Strength training exposes weaknesses. Proper strength training involves the entire body moving a coordinated manner under controlled conditions. With coaching, a lifter can epitomize the perfect use of coordinated voluntary and involuntary muscular contractions, skeletal alignment, and form as they perform each lift. As a result, the loads a person will move during barbell training exceed anything they have encountered outside of the gym; the range of motion across which they move that load around each joint is more than they will move in everyday life; and the coordinated use of muscle mass exceeds their daily experience. The end result is the improvement in their ability to produce force, but because the contrived efficiency of barbell training tends to expose deficits in a lifter’s ability to produce force. Force production involves several “links” in a chain that starts with the intent to produce force and ends with a muscular contraction and force being applied to external resistance. Any weak links in that chain will show up, usually on your first day of training. 

Functional adaptation connects all the links in the chain from the ground to the bar and from the sensory experience of lifting to voluntary muscle control. Every repetition is a cascading reaction of these interconnected links, like dominos being pushed over, each link leading to the next. Big, coordinated movements like the squat will expose any links in the chain that are not keeping up with the demands of the movement. At the same time, however, those weak links are forced to improve for the imposed demand of the task. In this way, every lift is specific to how the human body produces and transmits force along a big kinetic chain. 

The connectedness of the human body parallels the similarities between people of diverse backgrounds and their reasons for lifting. For the near-limitless ways in which a person can interact with his or her environment, we are all pretty similar.
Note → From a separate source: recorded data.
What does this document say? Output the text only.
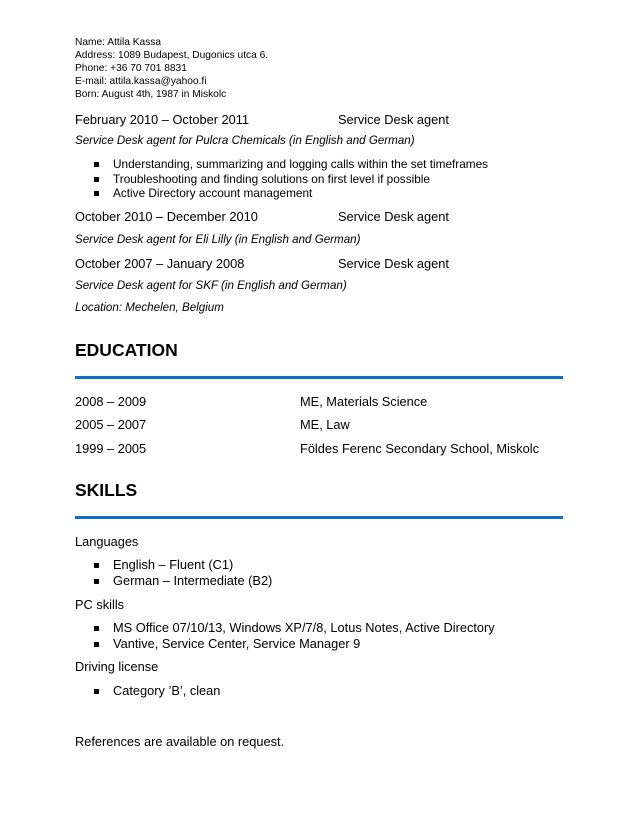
Name: Attila Kassa
Address: 1089 Budapest, Dugonics utca 6.
Phone: +36 70 701 8831
E-mail: attila.kassa@yahoo.fi
Born: August 4th, 1987 in Miskolc
February 2010 – October 2011	Service Desk agent
Service Desk agent for Pulcra Chemicals (in English and German)
Understanding, summarizing and logging calls within the set timeframes
Troubleshooting and finding solutions on first level if possible
Active Directory account management
October 2010 – December 2010	Service Desk agent
Service Desk agent for Eli Lilly (in English and German)
October 2007 – January 2008	Service Desk agent
Service Desk agent for SKF (in English and German)
Location: Mechelen, Belgium
EDUCATION
2008 – 2009	ME, Materials Science
2005 – 2007	ME, Law
1999 – 2005	Földes Ferenc Secondary School, Miskolc
SKILLS
Languages
English – Fluent (C1)
German – Intermediate (B2)
PC skills
MS Office 07/10/13, Windows XP/7/8, Lotus Notes, Active Directory
Vantive, Service Center, Service Manager 9
Driving license
Category ’B’, clean
References are available on request.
In each of those ways that we interact with our environment—from walking, running, and jumping to pushing, pulling, and carrying—our bodies only really know force production. 

There is a shared weakness that tends to affect both very young and older lifters when they first start. The noodly-ness of kids and the “mind/body” connection of older adults are both examples of a deficit in the voluntary and coordinated control of various muscle groups toward a specific task. Improvements here occur by exposing the lifter to the demands of lifting. Developing the feel of straining against a lift, the feeling of coordinated motor control, and the discomfort of correct lifting form unlocks an essential use of the body that we do not experience very often in our daily lives. Strength follows.

These shared weaknesses connect many lifters’ goals together. We are all chasing strength, but strength is relative: The septuagenarian who deadlifts 1.5 times her body-weight is brutally strong, even if objectively that weight is less than 200 lbs. What she has discovered in the journey to that number is no less than the kid who wants to go out for sports or the athlete who is chasing a competitive edge or parents who want to be healthy and durable for their children.

At the far ends of the population lies a critical fact: strength is for everyone. Whether anyone realizes it or not, it connects us together in a shared struggle for physical improvement. Strength affects every young person’s growth from child to adult and every adults’ eventual, inexorable physical attrition. The core of our mission at Barbell Logic lies in this connection. Strength really is for everyone, and no one needs to struggle alone.